The idea behind this is that this magic number 55 is the temperature at which, when exposed to, baby bees aka brood will die. This is known as chilled brood and it can be observed by the white, pupated bodies of baby bees being found on the landing board of the hive after the event. What’s amazing is that the bees, when forming a cluster in the hive, can keep the temperature regulated to something above 55 degrees. However if you open the hive up in temperatures at or below 55 degrees you are potentially breaking the cluster and thus disrupting the temperatures they’ve been trying to keep the hive at.
Note here I AM NOT SUGGESTING YOU BREAK THE CLUSTER within your hive when doing an inspection! This means that you shouldn’t pull frames apart. However I’ve found it inconsequential to pull the boxes apart so long as it’s not for too long. Outer frames, or the ones that are outside of the cluster, are okay too. At this point of the year, you really shouldn’t need to do a very thorough inspection anyways. That time has come and gone. When I’m opening these hives I’m mainly just checking to see how they’re doing (activity on top of the frames) and more importantly needing to add food in the form of sugar bricks.

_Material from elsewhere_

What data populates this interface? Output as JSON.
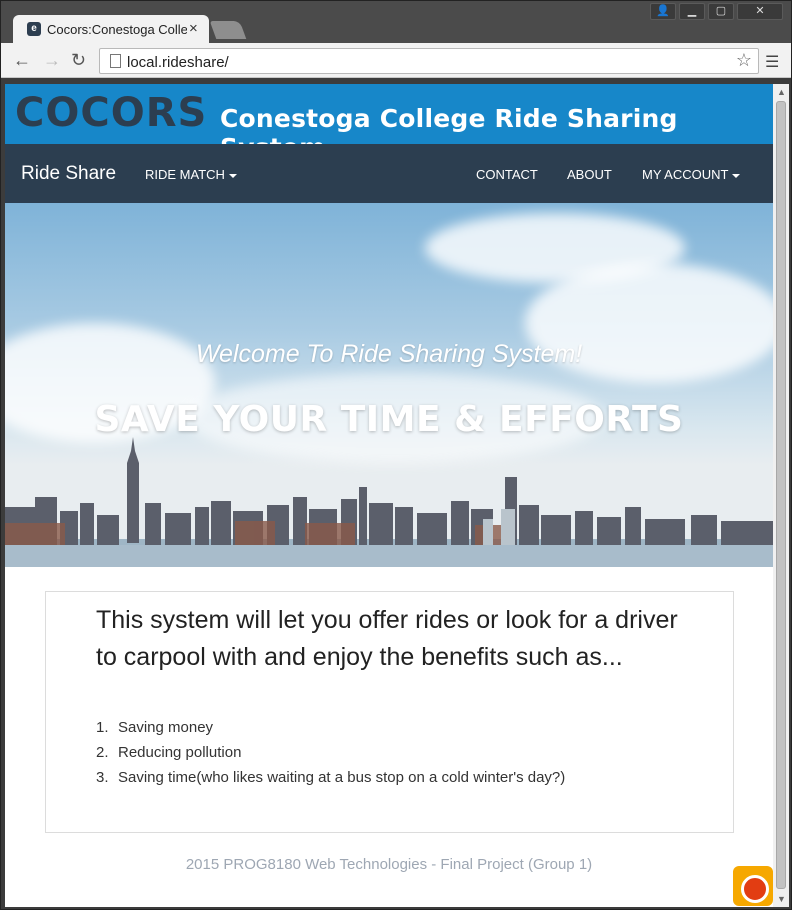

There are times however that call for more involved inspections where I do need to pull frames apart. This can still be done in winter with temperatures below that magic number. I just wouldn’t recommend doing it for very long as that can chill the brood. Also note that all of my hives are in full sun throughout the day. I placed them there for this very reason! Not only do they stay warmer in the winter, but the exposure to the Sun allows for these inspections.
Note also where our hives are geographically. Charlotte, NC is not only in the southeastern region of the US, where we rarely get snow (currently 730 days without snow as I type this), it also happens be one of the lower areas of the state of North Carolina. Being so, Charlotte, NC generally has fairly mild winters with high temperatures usually ranging around 55 degrees. This means that all of what I'm prescribing in this blogpost may not be relevant to your region. If you've bundled up your hives for the winter like they do in the Northeast, best to keep them that way until the winter is over.
All this to say, if you feel you do need to crack open your hives in the dead of winter and it's not super duper cold, go for it! Making sure your bees have plenty of food is way more important than keeping them sealed shut. Feral hives survive all winter in the tops of tree branches! That means they’re completely in the open getting blown around by the wind all day! They can take a little cold every now and then so long as it’s not super cold (below 40 degrees) and it’s not for very long.